A sequenciação para as amostras AmpliSeq CCP foi feito usando o Ion 318 Chip e toda a sequenciação exome foi executada usando o Genome Analyzer II ou HiSeq 2000, ambos da Illumina.

o sangue foi colhido em tubos de DNA PAXgene e DNA extraído utilizando o kit de DNA de sangue PAXgene (Qiagen , Valencia, CA). O ADN total foi isolado a partir das amostras de tumor cerebral congelados instantaneamente utilizando o kit de purificação de ADN Maxwell 16 (Promega, Madison, WI). O ADN foi quantificado utilizando Nanodrop ND-100 (Thermo Scientific, Waltham, MA) e 2,0 Qubit Fluorómetro (Life Technologies, Carlsbad, CA). Amostras de DNA triplete emparelhado no doente, desde três pacientes foram sequenciados utilizando (i) toda a sequenciação exome na Illumina GA-IIX ou HiSeq de 2000 [ExomeSeq] (Fig 1) como parte do projeto Cancer Genome Atlas, conforme detalhado no [18] e ( ii) o AmpliSeq Painel Comprehensive Cancer Ion (Ion AmpliSeq CCP, Life Technologies). Para isso, quatro piscinas amplicon por amostra cobrindo 409 genes implicados no cancro foram quantificados (2100 Bioanalyzer DNA 7500, a Agilent Technologies), preparado e enriquecido para seqüenciamento no Ion Sphere Partículas (ISPs) que usam o 200 Template Ion OneTouch Kit v2 (Life Technologies ) na OneTouch 2 Sistema Ion ™ (Life Technologies). ISP Templated foram quantificados (Qubit 2,0, Life Technologies) e foram carregados para um ião 318 Chip (Life Technologies) a ser sequenciado na Ion PGM usando o Ion PGM Sequencing Kit V2 200 (Life Technologies). A eficiência média de carga na Ion Torrent PGM foi de 88% em todos os nove Ion 318 fichas com uma média de 5,9 milhões de leituras por amostra. As amostras individuais em média, em 5,8 milhões sequência mapeada lê, com um comprimento leia média de 109 pares de bases. A cobertura média alvo na Ion Torrent PGM foi 315x e 377x de amostras de sangue e de tumor, respectivamente. No caso de o TCGA Ilumina toda exome sequenciação, a cobertura do alvo média foi de 121x e 138x para amostras de sangue e de tumor, respectivamente. processamento e base do sinal de chamada de dados de sequências geradas a partir da Ion Torrent PGM foi realizada com Torrent Análise Suite versão 3.4.2. De alta qualidade lê (uma pontuação de qualidade 20) a partir dos arquivos FASTQ gerados a partir da Ion Torrent PGM Servidor foram aparadas de adaptador, código de barras, e as sequências de iniciadores de alinhamento antes da montagem do genoma humano 19 sequência (Hg19)

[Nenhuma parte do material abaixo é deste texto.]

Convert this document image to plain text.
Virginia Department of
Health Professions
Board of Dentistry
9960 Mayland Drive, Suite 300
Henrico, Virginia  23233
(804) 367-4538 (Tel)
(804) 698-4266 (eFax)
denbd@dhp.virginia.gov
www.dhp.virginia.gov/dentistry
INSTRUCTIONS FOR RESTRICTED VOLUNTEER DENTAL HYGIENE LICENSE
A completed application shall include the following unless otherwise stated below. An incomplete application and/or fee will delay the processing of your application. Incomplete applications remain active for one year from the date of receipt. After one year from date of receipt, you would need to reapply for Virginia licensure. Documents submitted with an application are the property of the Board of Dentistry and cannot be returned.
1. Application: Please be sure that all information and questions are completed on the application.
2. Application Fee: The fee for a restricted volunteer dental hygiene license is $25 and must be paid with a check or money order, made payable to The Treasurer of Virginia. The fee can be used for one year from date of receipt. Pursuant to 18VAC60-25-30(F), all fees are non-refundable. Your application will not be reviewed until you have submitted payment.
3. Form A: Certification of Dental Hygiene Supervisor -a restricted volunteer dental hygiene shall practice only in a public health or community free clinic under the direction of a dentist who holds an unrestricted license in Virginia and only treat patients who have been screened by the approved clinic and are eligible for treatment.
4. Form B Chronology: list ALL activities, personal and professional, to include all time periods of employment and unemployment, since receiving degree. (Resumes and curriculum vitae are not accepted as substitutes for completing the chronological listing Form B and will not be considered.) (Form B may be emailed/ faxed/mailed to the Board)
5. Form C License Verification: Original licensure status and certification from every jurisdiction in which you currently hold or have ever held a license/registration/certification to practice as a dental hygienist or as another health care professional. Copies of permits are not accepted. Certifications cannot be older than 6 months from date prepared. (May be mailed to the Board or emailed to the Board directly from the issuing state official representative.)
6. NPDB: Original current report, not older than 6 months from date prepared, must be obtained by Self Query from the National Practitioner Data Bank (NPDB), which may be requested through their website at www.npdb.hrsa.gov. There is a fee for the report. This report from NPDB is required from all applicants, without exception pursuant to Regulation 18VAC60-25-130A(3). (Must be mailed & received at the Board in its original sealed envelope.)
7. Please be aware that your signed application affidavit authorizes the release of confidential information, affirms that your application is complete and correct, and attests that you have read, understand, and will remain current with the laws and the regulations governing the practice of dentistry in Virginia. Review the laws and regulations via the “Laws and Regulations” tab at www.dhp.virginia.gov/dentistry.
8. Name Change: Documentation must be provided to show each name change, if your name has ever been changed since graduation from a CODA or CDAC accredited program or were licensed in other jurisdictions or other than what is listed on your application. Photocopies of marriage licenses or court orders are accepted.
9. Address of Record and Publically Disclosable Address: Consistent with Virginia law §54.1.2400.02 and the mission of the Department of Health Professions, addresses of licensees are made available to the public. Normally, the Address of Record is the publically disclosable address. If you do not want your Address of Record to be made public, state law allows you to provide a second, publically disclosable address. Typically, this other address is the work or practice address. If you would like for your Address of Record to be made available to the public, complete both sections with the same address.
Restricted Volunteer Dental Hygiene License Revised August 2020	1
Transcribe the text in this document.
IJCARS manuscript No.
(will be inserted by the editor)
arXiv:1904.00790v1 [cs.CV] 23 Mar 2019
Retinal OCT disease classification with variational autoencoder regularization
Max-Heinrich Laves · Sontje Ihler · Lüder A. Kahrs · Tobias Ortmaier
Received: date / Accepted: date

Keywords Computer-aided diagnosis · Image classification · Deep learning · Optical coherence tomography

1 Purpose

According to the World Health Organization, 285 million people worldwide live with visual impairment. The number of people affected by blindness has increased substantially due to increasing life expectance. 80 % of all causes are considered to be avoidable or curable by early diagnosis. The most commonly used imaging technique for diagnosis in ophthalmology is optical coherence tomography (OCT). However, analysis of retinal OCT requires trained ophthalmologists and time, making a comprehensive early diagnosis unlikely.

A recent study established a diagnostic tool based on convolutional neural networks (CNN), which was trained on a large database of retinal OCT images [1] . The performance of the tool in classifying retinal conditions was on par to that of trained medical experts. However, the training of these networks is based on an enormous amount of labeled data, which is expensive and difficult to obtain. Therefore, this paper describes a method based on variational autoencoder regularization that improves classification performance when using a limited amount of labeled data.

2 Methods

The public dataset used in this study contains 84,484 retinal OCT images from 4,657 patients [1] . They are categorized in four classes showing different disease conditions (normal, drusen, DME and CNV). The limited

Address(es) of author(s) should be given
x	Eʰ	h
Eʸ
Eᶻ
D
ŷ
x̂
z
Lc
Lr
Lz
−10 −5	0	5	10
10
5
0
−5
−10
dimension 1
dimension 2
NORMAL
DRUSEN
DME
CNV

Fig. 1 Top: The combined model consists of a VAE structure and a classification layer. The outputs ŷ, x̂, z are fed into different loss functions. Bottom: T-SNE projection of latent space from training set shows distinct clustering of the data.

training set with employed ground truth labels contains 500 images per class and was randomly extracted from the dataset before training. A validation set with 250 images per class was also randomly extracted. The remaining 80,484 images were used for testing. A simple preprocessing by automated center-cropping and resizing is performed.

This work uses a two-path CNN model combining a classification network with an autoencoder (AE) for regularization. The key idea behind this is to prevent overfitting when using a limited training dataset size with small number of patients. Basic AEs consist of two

Processamento de dados e Variant Identificação

Antes da variante análise, arquivos FASTQ gerados de ambas as plataformas foram submetidas a várias etapas de pré-processamento. arquivos FASTQ foram alinhadas com o consórcio Referência Genoma Humano construir 37 (Hg19) utilizando o algoritmo de alinhamento Burroughs-Wheeler como implementado no pacote de software v.0.7.2 BWA, resultando na produção de arquivos BAM do alinhados lê. Seguindo o alinhamento genoma, o v.3.2.2 Genome Analysis Toolkit foi usada para realinhar lê em torno de inserção /eliminações e recalibrar índices de qualidade de base tanto para dados AmpliSeq ExomeSeq e. O ExomeSeq leituras foram submetidos a duplicar marcação e remoção antes dos passos de realinhamento da recalibração e de base. arquivos BAM foram classificadas em coordenar ordem e arquivos de índice BAM foram gerados usando Picard v.1.119. chamada variante foi realizada em Alinhados lê pareados por amostras do paciente, ou seja, sangue (normal) versus tecido do tumor primário ou recorrente, utilizando MuTect v.1.1.4 [19] juntamente com dbSNP 138. As variantes foram anotados com v.111214 ANNOVAR (http : //www.openbioinformatics.org/annovar/) e ler alinhamentos foram visualizadas utilizando IGV v2.3.2 (https://www.broadinstitute.org/igv/). análise variante foi restrito a variantes que ocorrem em regiões exome.

Resultados

A demografia dos doentes e tratamento

Entre os três pacientes incluídos neste estudo, a idade média foi de 45 anos ea sobrevida global média foi de 441 dias (Tabela 1). Todos, exceto um paciente era do sexo masculino e todos eram brancos (um paciente também auto-identificados como latino-americano). Cada paciente recebeu o mesmo tratamento, que consistiu de ressecção total seguida de temozolomida e adjuvante de radiação com feixe externo. Além disso, todos os pacientes foram submetidos a uma segunda cirurgia na recorrência. Pureza de amostras de tumores primários foi maior do que em amostras de tumores recorrentes, variando de 80-90% para 65-75%, respectivamente (Tabela 1).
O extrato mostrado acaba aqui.